Lu ailleurs / Votez Calimero !
Voulez-vous être une victime ? Rien de plus simple, il suffit de suivre la tendance, et les résultats sont garantis !
Sebastian Dieguez, Vigousse
« C’est vraiment trop inzuste ! » Qui aurait prévu que la litanie d’un attachant personnage de dessin-animé des années 1970 deviendrait le slogan politique du IIIe millénaire ? Oh non ! Le malheur a encore frappé le pauvre Calimero, qui pourtant est bien brave et n’y peut rien ! Ah, si seulement il avait eu une bonne connexion internet et le droit de vote…
N’importe quel gamin de quatre ans a bien compris le truc : le rôle de victime attire la sympathie. A partir de cette constante plutôt chouette de l’esprit humain, on peut désormais bâtir des empires. Certes, il est bon d’être altruiste, empathique et compassionnel envers ceux qui sont moins bien lotis que nous, c’est même une nécessité pour les êtres sociaux et moraux que nous sommes. Mais l’idée, à la base, est d’éviter que les victimes restent des victimes, dans la mesure, précisément, où ce rôle n’a rien d’enviable. Or qu’observe-t-on aujourd’hui ? Cette position de victime est devenue un statut enviable, qu’il s’agit de revendiquer haut et fort, et dans laquelle il faut se complaire le plus longtemps possible.
Cet étrange renversement n’est pas nouveau. Le philosophe Bertrand Russell y avait consacré un essai en 1937 déjà, intitulé « la vertu supérieure des opprimés ». Il y décrivait un sophisme assez pervers : toute personne victime d’une oppression est perçue comme moralement bonne. Puisque le sort s’acharne sur Calimero, c’est qu’il est d’une vertu irréprochable. Une victime doit être une bonne victime, sans quoi elle est elle-même responsable de ce qui lui arrive. On connaît la chanson : « elle l’a bien cherché ». La nouveauté consiste à exploiter ce raisonnement foireux sans la moindre vergogne : je suis une bonne personne, mais je ne suis pas content de mon sort, donc je suis une victime. A ce compte, évidemment, il n’y a même plus besoin d’être véritablement victime de quoi que ce soit, il suffit de se percevoir comme une victime.

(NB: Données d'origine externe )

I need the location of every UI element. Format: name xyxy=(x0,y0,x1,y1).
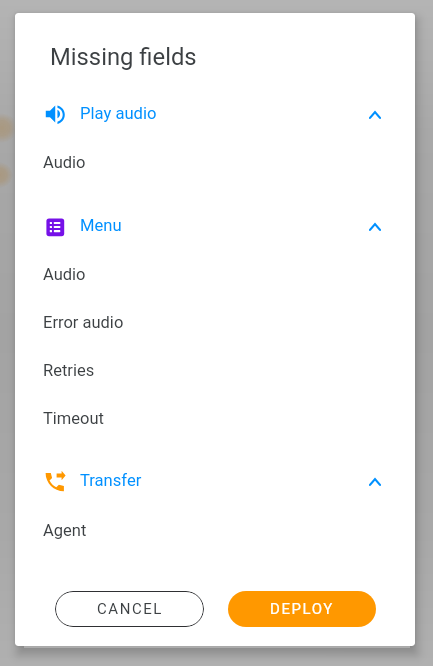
button[interactable]: CANCEL xyxy=(55,591,204,627)
button[interactable]: Collapse Menu xyxy=(363,215,387,239)
button[interactable]: Play audio xyxy=(15,91,415,139)
button[interactable]: Audio xyxy=(15,138,415,186)
staticText: DEPLOY xyxy=(270,600,334,618)
staticText: Retries xyxy=(43,361,95,380)
staticText: Audio xyxy=(43,153,86,172)
staticText: Agent xyxy=(43,521,87,540)
staticText: Menu xyxy=(80,216,122,235)
button[interactable]: Agent xyxy=(15,506,415,554)
button[interactable]: Audio xyxy=(15,250,415,298)
staticText: Transfer xyxy=(80,471,142,490)
button[interactable]: Collapse Play audio xyxy=(363,103,387,127)
button[interactable]: Collapse Transfer xyxy=(363,470,387,494)
staticText: CANCEL xyxy=(97,600,163,618)
staticText: Timeout xyxy=(43,409,104,428)
button[interactable]: DEPLOY xyxy=(228,591,376,627)
staticText: Play audio xyxy=(80,104,157,123)
button[interactable]: Timeout xyxy=(15,394,415,442)
button[interactable]: Menu xyxy=(15,203,415,251)
button[interactable]: Error audio xyxy=(15,298,415,346)
staticText: Missing fields xyxy=(50,43,197,71)
button[interactable]: Retries xyxy=(15,346,415,394)
button[interactable]: Transfer xyxy=(15,458,415,506)
staticText: Audio xyxy=(43,265,86,284)
staticText: Error audio xyxy=(43,313,124,332)
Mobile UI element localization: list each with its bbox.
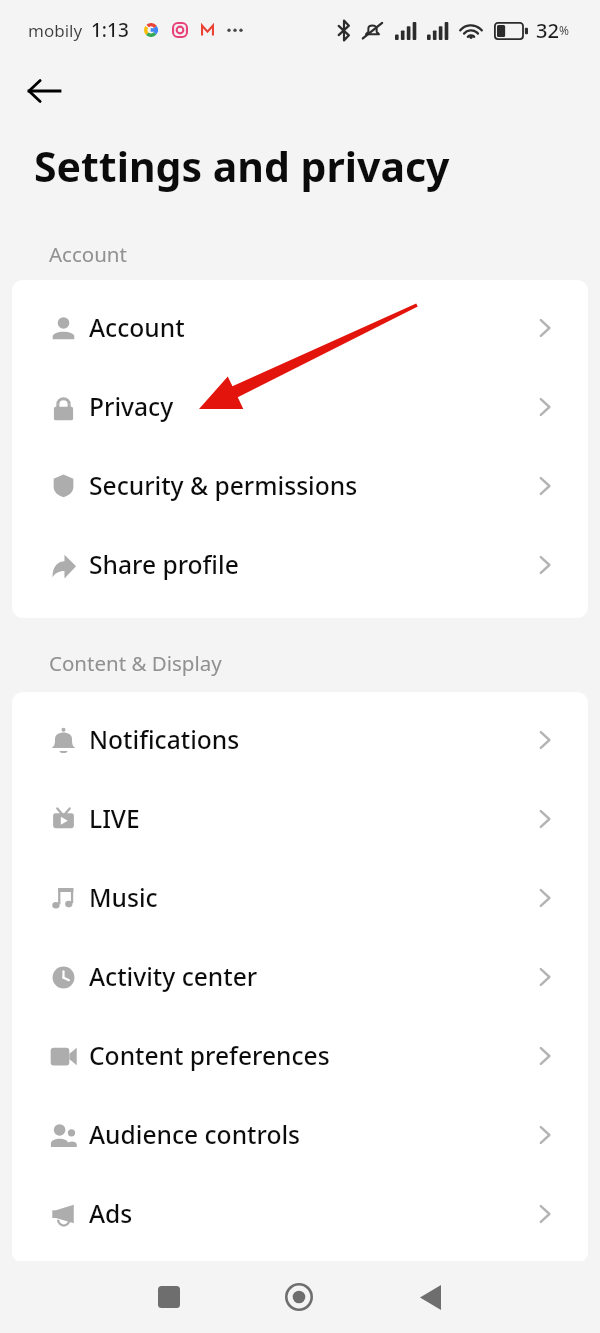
staticText: Security & permissions <box>89 469 358 503</box>
button[interactable]: Music <box>12 858 588 937</box>
staticText: Content & Display <box>49 649 222 677</box>
staticText: Share profile <box>89 548 239 582</box>
staticText: Account <box>49 240 127 268</box>
button[interactable]: Share profile <box>12 525 588 604</box>
button[interactable]: LIVE <box>12 779 588 858</box>
button[interactable]: Ads <box>12 1174 588 1253</box>
staticText: Settings and privacy <box>34 138 450 194</box>
button[interactable]: Back <box>395 1262 465 1332</box>
button[interactable]: Home <box>264 1262 334 1332</box>
staticText: Notifications <box>89 723 240 757</box>
staticText: Privacy <box>89 390 174 424</box>
button[interactable]: Account <box>12 288 588 367</box>
staticText: Account <box>89 311 185 345</box>
button[interactable]: Content preferences <box>12 1016 588 1095</box>
staticText: 32 <box>536 17 559 44</box>
staticText: % <box>559 22 569 38</box>
button[interactable]: Activity center <box>12 937 588 1016</box>
staticText: Activity center <box>89 960 258 994</box>
button[interactable]: Audience controls <box>12 1095 588 1174</box>
staticText: mobily <box>28 19 83 42</box>
button[interactable]: Privacy <box>12 367 588 446</box>
button[interactable]: Security & permissions <box>12 446 588 525</box>
staticText: Music <box>89 881 158 915</box>
staticText: 1:13 <box>91 17 129 43</box>
staticText: Audience controls <box>89 1118 301 1152</box>
staticText: Ads <box>89 1197 133 1231</box>
button[interactable]: Notifications <box>12 700 588 779</box>
button[interactable]: Back <box>16 63 72 119</box>
staticText: LIVE <box>89 802 140 836</box>
staticText: Content preferences <box>89 1039 330 1073</box>
button[interactable]: Recent apps <box>134 1262 204 1332</box>
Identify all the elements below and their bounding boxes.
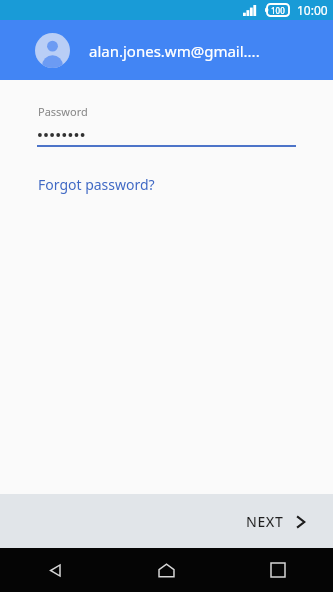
button[interactable]: Recent apps [222, 548, 333, 592]
button[interactable]: Home [111, 548, 222, 592]
staticText: Password [38, 104, 88, 119]
button[interactable]: NEXT [232, 503, 319, 540]
staticText: alan.jones.wm@gmail.... [89, 41, 260, 61]
staticText: 100 [271, 5, 285, 16]
button[interactable]: Back [0, 548, 111, 592]
button[interactable]: Forgot password? [24, 169, 169, 200]
staticText: 10:00 [297, 2, 328, 18]
button[interactable]: alan.jones.wm@gmail.... [0, 20, 333, 80]
staticText: NEXT [246, 512, 284, 531]
staticText: Forgot password? [38, 175, 155, 194]
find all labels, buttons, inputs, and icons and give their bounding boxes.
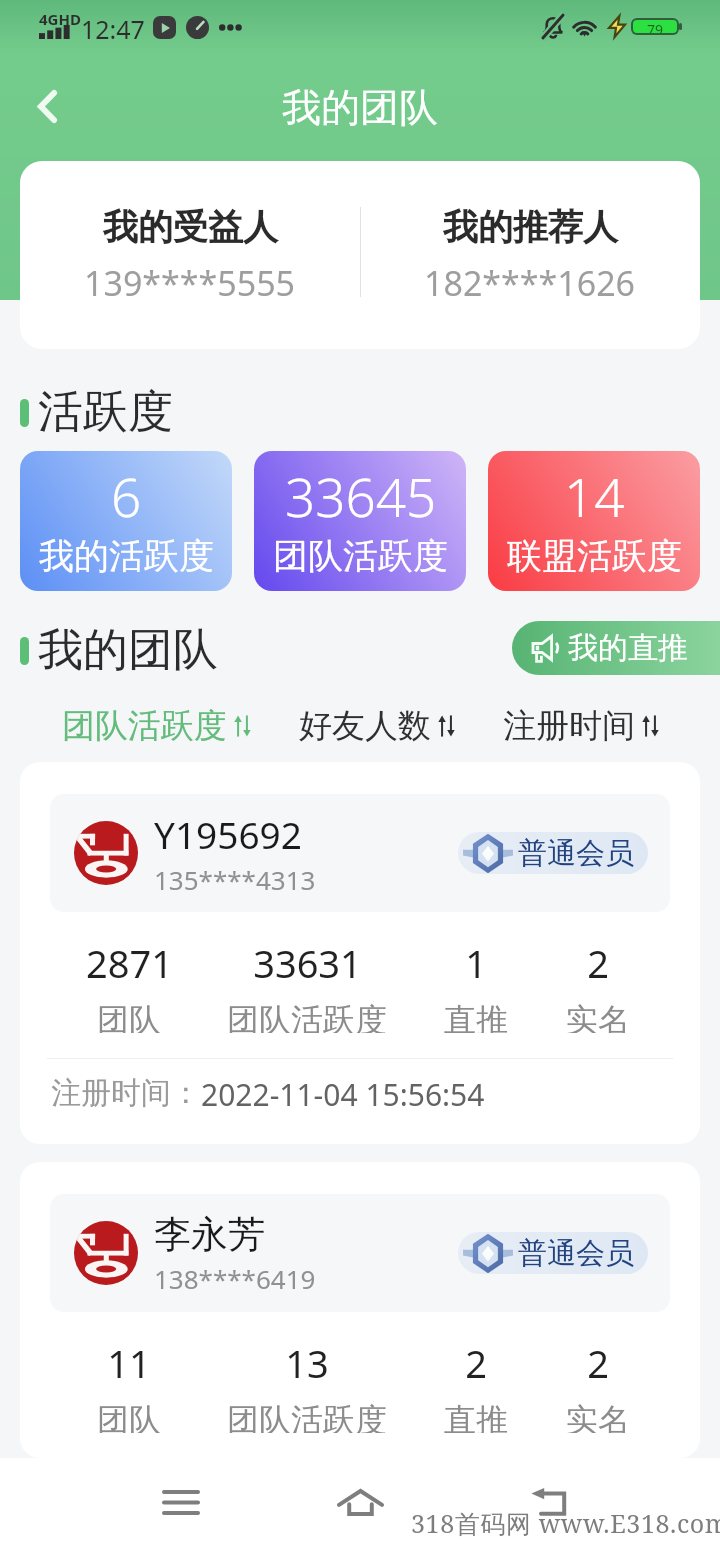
staticText: 普通会员	[518, 835, 634, 872]
button[interactable]: 李永芳	[20, 1162, 700, 1458]
staticText: 139****5555	[84, 260, 296, 306]
staticText: 33645	[285, 460, 437, 532]
staticText: 14	[564, 460, 625, 532]
staticText: 11	[107, 1337, 151, 1389]
staticText: 2	[587, 1337, 609, 1389]
button[interactable]: Back	[520, 1480, 578, 1524]
staticText: 注册时间	[503, 705, 635, 747]
staticText: 4GHD	[39, 9, 81, 29]
staticText: 普通会员	[518, 1235, 634, 1272]
staticText: 2871	[86, 937, 173, 989]
staticText: 我的直推	[568, 629, 688, 667]
staticText: 我的团队	[38, 622, 218, 679]
staticText: 直推	[444, 1000, 508, 1033]
staticText: 我的推荐人	[443, 205, 618, 249]
button[interactable]: 好友人数	[299, 697, 455, 755]
staticText: 我的团队	[0, 83, 720, 132]
staticText: 注册时间：	[51, 1074, 201, 1112]
button[interactable]: 33645	[254, 451, 466, 591]
staticText: 318首码网 www.E318.com	[411, 1506, 720, 1540]
staticText: 联盟活跃度	[507, 534, 682, 578]
staticText: 团队活跃度	[227, 1400, 387, 1433]
staticText: 13	[285, 1337, 329, 1389]
staticText: 李永芳	[154, 1211, 265, 1258]
button[interactable]: 注册时间	[503, 697, 659, 755]
staticText: Y195692	[154, 809, 302, 859]
staticText: 135****4313	[154, 862, 316, 897]
button[interactable]: Back	[23, 82, 71, 130]
staticText: 1	[465, 937, 487, 989]
staticText: 2022-11-04 15:56:54	[201, 1074, 485, 1115]
staticText: 团队活跃度	[62, 705, 227, 747]
staticText: 团队	[97, 1400, 161, 1433]
staticText: 直推	[444, 1400, 508, 1433]
button[interactable]: 我的直推	[512, 621, 720, 675]
staticText: 我的活跃度	[39, 534, 214, 578]
staticText: 182****1626	[424, 260, 636, 306]
staticText: 2	[465, 1337, 487, 1389]
staticText: 好友人数	[299, 705, 431, 747]
button[interactable]: 团队活跃度	[62, 697, 251, 755]
button[interactable]: Home	[331, 1480, 389, 1524]
staticText: 团队	[97, 1000, 161, 1033]
button[interactable]: Y195692	[20, 762, 700, 1144]
staticText: 12:47	[81, 12, 145, 46]
button[interactable]: Menu	[152, 1480, 210, 1524]
staticText: 我的受益人	[103, 205, 278, 249]
staticText: 团队活跃度	[273, 534, 448, 578]
staticText: 6	[111, 460, 142, 532]
staticText: 2	[587, 937, 609, 989]
staticText: 138****6419	[154, 1261, 316, 1296]
staticText: 33631	[253, 937, 362, 989]
staticText: 实名	[566, 1000, 630, 1033]
staticText: 活跃度	[38, 384, 173, 441]
button[interactable]: 6	[20, 451, 232, 591]
staticText: 实名	[566, 1400, 630, 1433]
button[interactable]: 14	[488, 451, 700, 591]
staticText: 团队活跃度	[227, 1000, 387, 1033]
staticText: 79	[647, 20, 664, 33]
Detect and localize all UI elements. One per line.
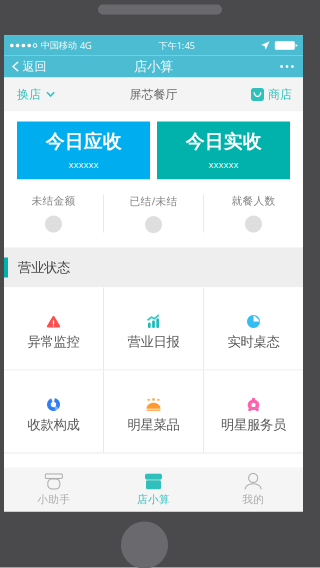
- button[interactable]: More options: [270, 56, 303, 78]
- button[interactable]: 实时桌态: [204, 288, 303, 370]
- button[interactable]: 收款构成: [4, 370, 103, 452]
- button[interactable]: 今日实收: [157, 122, 290, 180]
- staticText: 店小算: [134, 58, 173, 75]
- staticText: 今日实收: [186, 130, 262, 153]
- staticText: 营业日报: [128, 334, 180, 350]
- staticText: 我的: [242, 493, 264, 506]
- button[interactable]: 今日应收: [17, 122, 150, 180]
- button[interactable]: 明星服务员: [204, 370, 303, 452]
- staticText: 屏芯餐厅: [130, 87, 178, 102]
- staticText: 实时桌态: [228, 334, 280, 350]
- staticText: 明星菜品: [128, 416, 180, 433]
- button[interactable]: 商店: [241, 78, 303, 112]
- staticText: 明星服务员: [221, 416, 286, 433]
- staticText: 异常监控: [28, 334, 80, 350]
- button[interactable]: 小助手: [4, 468, 104, 512]
- staticText: xxxxxx: [68, 158, 98, 171]
- staticText: 下午1:45: [158, 39, 194, 52]
- staticText: 中国移动: [41, 40, 77, 51]
- button[interactable]: 换店: [4, 78, 65, 112]
- staticText: 小助手: [37, 493, 70, 506]
- button[interactable]: 明星菜品: [104, 370, 203, 452]
- button[interactable]: 我的: [203, 468, 303, 512]
- button[interactable]: 返回: [4, 56, 57, 78]
- staticText: 未结金额: [32, 194, 76, 208]
- staticText: 店小算: [137, 493, 170, 506]
- staticText: 收款构成: [28, 416, 80, 433]
- staticText: 换店: [17, 87, 41, 102]
- staticText: xxxxxx: [208, 158, 238, 171]
- staticText: 已结/未结: [130, 194, 178, 208]
- staticText: 营业状态: [18, 259, 70, 276]
- staticText: 就餐人数: [232, 194, 276, 208]
- staticText: 今日应收: [46, 130, 122, 153]
- button[interactable]: 营业日报: [104, 288, 203, 370]
- staticText: 返回: [23, 59, 47, 74]
- button[interactable]: 异常监控: [4, 288, 103, 370]
- staticText: 4G: [80, 39, 92, 52]
- staticText: 商店: [268, 87, 292, 102]
- button[interactable]: 店小算: [104, 468, 203, 512]
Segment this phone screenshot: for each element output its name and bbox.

L’idée commence à faire son chemin en sciences politiques, la victimisation personnelle est un facteur majeur de la polarisation et du populisme ambiant. On s’en doutait depuis quelques années. A droite, des victimes de la mondialisation, des élites, de l’économie, du politiquement correct ; à gauche, des victimes du système, du capitalisme, de la discrimination, des injustices ; à droite comme à gauche, des gens qui se perçoivent comme persécutés, ignorés, abandonnés, réprimés. Mais tous ces Calimeros sont-ils véritablement des victimes de quoi que ce soit ? Non, la première étude à mesurer les effets politiques de la « victimisation égocentrique » montre qu’aucun facteur démographique n’est lié à ce sentiment (à part le fait d’être un homme, pauvres chous).
En revanche, se percevoir comme une victime est fortement lié au complotisme, au ressentiment envers les institutions, au racisme et au narcissisme, et encourage le soutien aux politiciens qui jouent sur cette fibre victimaire. Ce qui est la définition même du populisme : on vous prive de ce qui vous revient de droit, vous n’y pouvez rien, mais nous allons changer ça.
Evidemment, cette tendance est une insulte aux véritables victimes d’un monde qui reste très loin d’être juste. Et si tout le monde se voit comme une victime, alors les autres victimes deviennent de facto suspectes, ce qui aboutit à une concurrence victimaire qui transforme nos démocraties en préaux de récréation. Seule bonne nouvelle, après toutes ces années, on dirait bien que Calimero tient enfin sa revanche contre son destin trop inzuste.
« "Why me ?" The role of perceived victimhood in American politics », M. Armaly & A. Enders, Political Behavior, à paraître.
VOS RÉACTIONS SUR LE SUJET
1 Commentaire
@automne 22.11.2020 | 11h43
«Très intéressante réflexion, merci
»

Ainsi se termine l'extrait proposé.